If humungous lists of sick children unable to access access services cannot ignite our representatives into action, perhaps nothing will.

The issue of resources, unfortunately, also comes with some political cost. Can local schools survive with even less money? The doors will still open, but what takes place in classrooms will suffer.

What about the health service itself? What would the effect be of reducing day-to-day financing at the same time as the disruption manifested by change? It seems likely that the waiting list crisis would increase, in the short term.

That would be unpopular. But the fact remains that the primary cause of the waiting-list crisis, and the single factor that will guarantee waiting lists continue to rise in the medium- and long- term, is the slow progress to date.

An ice-cold view might be that transformation has to be properly resourced, and that current waiting lists should be forgotten about, or written off, or accepted as the disaster they are. That dealing with the long-term weakness is the priority.

That attitude is better than inaction, but we can aim higher. Transformation must proceed, and proceed properly, but current waiting lists should not be ignored. Solutions might have to be creative, or desperate, and might lead to some bewilderingly difficult decisions – but these things can still be taken on, even if it feels like a scramble.

Because behind these waiting lists – for cancer services, for special educational needs, for wider physical health, for mental health, for absolutely everything you can think of – are people. Those 17,000 children on waiting lists are all actual children who need help. They are not a secondary concern.

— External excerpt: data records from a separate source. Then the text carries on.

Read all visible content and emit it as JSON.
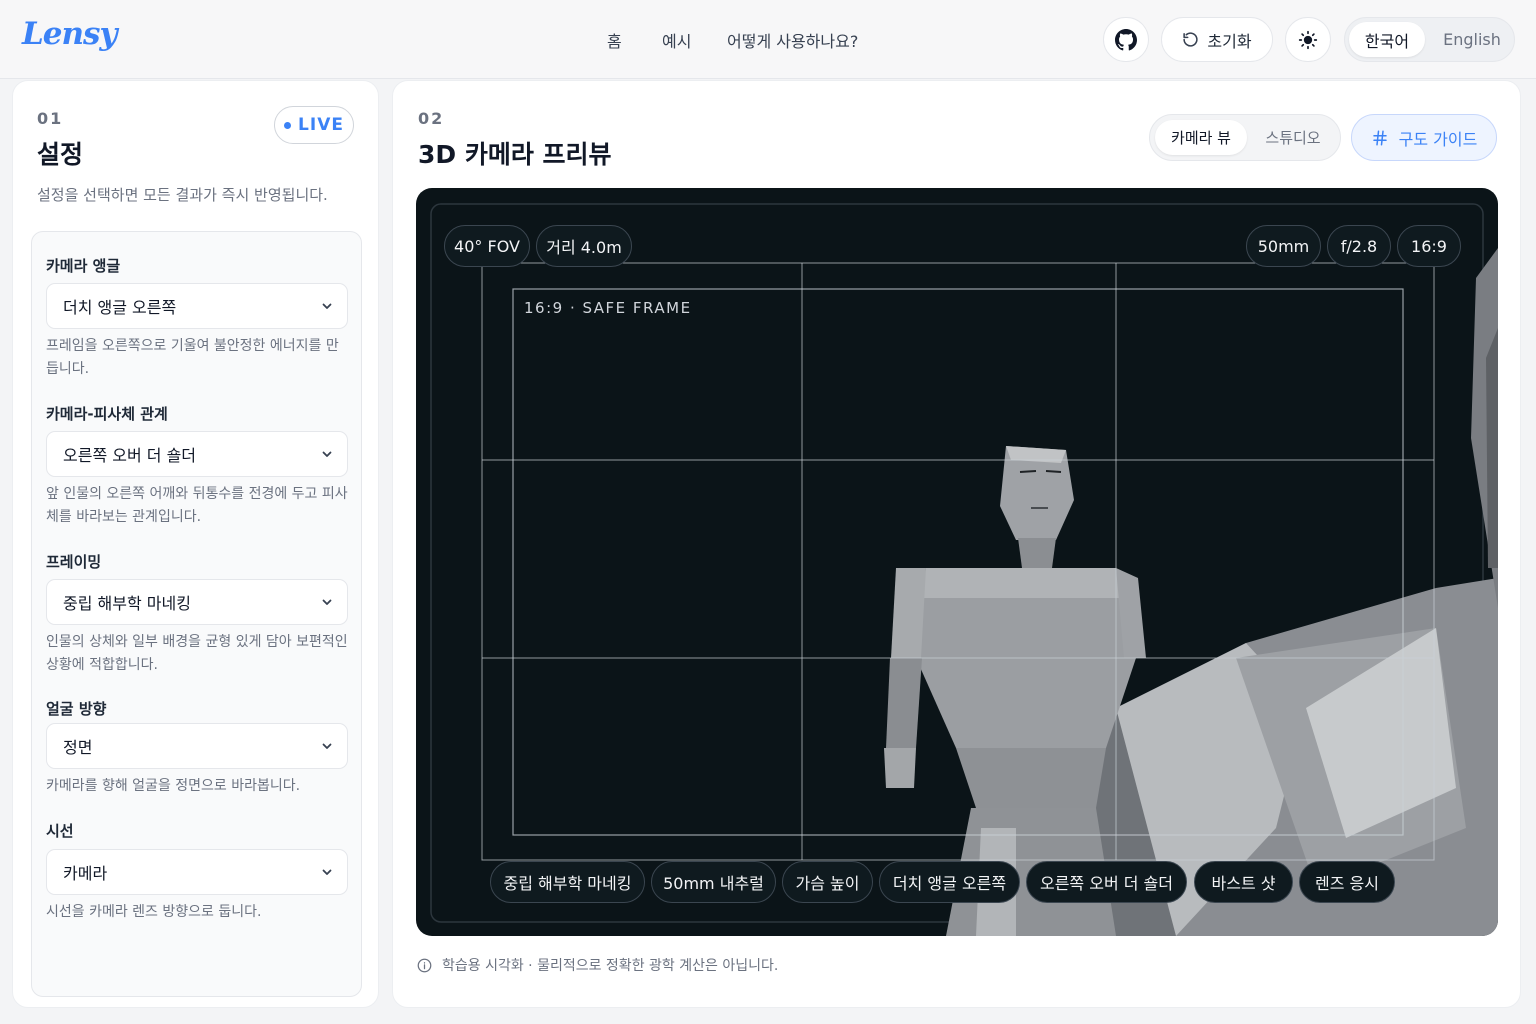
{
  "header": {
    "logo": "Lensy",
    "nav": [
      "홈",
      "예시",
      "어떻게 사용하나요?"
    ],
    "reset_label": "초기화",
    "languages": [
      "한국어",
      "English"
    ]
  },
  "settings": {
    "number": "01",
    "title": "설정",
    "live_label": "LIVE",
    "subtitle": "설정을 선택하면 모든 결과가 즉시 반영됩니다.",
    "fields": [
      {
        "label": "카메라 앵글",
        "value": "더치 앵글 오른쪽",
        "hint": "프레임을 오른쪽으로 기울여 불안정한 에너지를 만듭니다."
      },
      {
        "label": "카메라-피사체 관계",
        "value": "오른쪽 오버 더 숄더",
        "hint": "앞 인물의 오른쪽 어깨와 뒤통수를 전경에 두고 피사체를 바라보는 관계입니다."
      },
      {
        "label": "프레이밍",
        "value": "중립 해부학 마네킹",
        "hint": "인물의 상체와 일부 배경을 균형 있게 담아 보편적인 상황에 적합합니다."
      },
      {
        "label": "얼굴 방향",
        "value": "정면",
        "hint": "카메라를 향해 얼굴을 정면으로 바라봅니다."
      },
      {
        "label": "시선",
        "value": "카메라",
        "hint": "시선을 카메라 렌즈 방향으로 둡니다."
      }
    ]
  },
  "preview": {
    "number": "02",
    "title": "3D 카메라 프리뷰",
    "view_options": [
      "카메라 뷰",
      "스튜디오"
    ],
    "guide_label": "구도 가이드",
    "top_left_chips": [
      "40° FOV",
      "거리 4.0m"
    ],
    "top_right_chips": [
      "50mm",
      "f/2.8",
      "16:9"
    ],
    "safe_frame_label": "16:9 · SAFE FRAME",
    "bottom_chips": [
      "중립 해부학 마네킹",
      "50mm 내추럴",
      "가슴 높이",
      "더치 앵글 오른쪽",
      "오른쪽 오버 더 숄더",
      "바스트 샷",
      "렌즈 응시"
    ],
    "footnote": "학습용 시각화 · 물리적으로 정확한 광학 계산은 아닙니다."
  }
}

As the Children’s Commissioner Ms Yiasouma said this week: “While the impact of waiting on a red flag or urgent appointment is clear, we know that delayed access to any specialist support, whether that be for autism diagnosis or support, CAMHS, physiotherapy or speech and language, can and does have a profound impact on a child’s health outcomes, emotional and mental wellbeing, educational attainment, relationships with family and friends and quality of life more broadly.

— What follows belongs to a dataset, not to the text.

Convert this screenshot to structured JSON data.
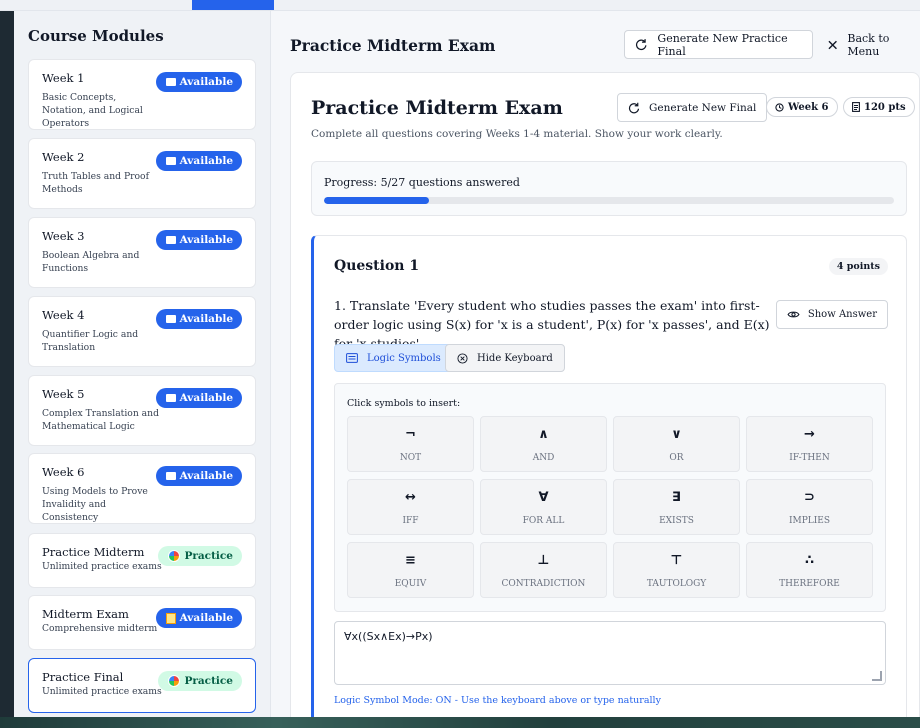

“The stress and pressure on parents and carers as advocates for their child, experiencing delays in accessing healthcare is significant. A clear message from them was that communication, co-ordination and emotional and practical support is inadequate and needs to be improved.

“These are the most basic expectations of these services and are particularly important when waiting times are as long as they are. Therefore, I have recommended an interim regional waiting list management process for child health services be established while overall reform is on-going.”

It really is over Stormont, and an Assembly where large swathes of MLAs are focused on other things (the Protocol), and many representatives are in election mode.

However, the health service is the biggest policy issue in Northern Ireland right now. There is cross-party agreement. Surely that means change can move up a gear, regardless of the coming election?

Yes, it’s tough. Agonising, even. But skirting the edges of health reform means the challenge only keeps getting tougher.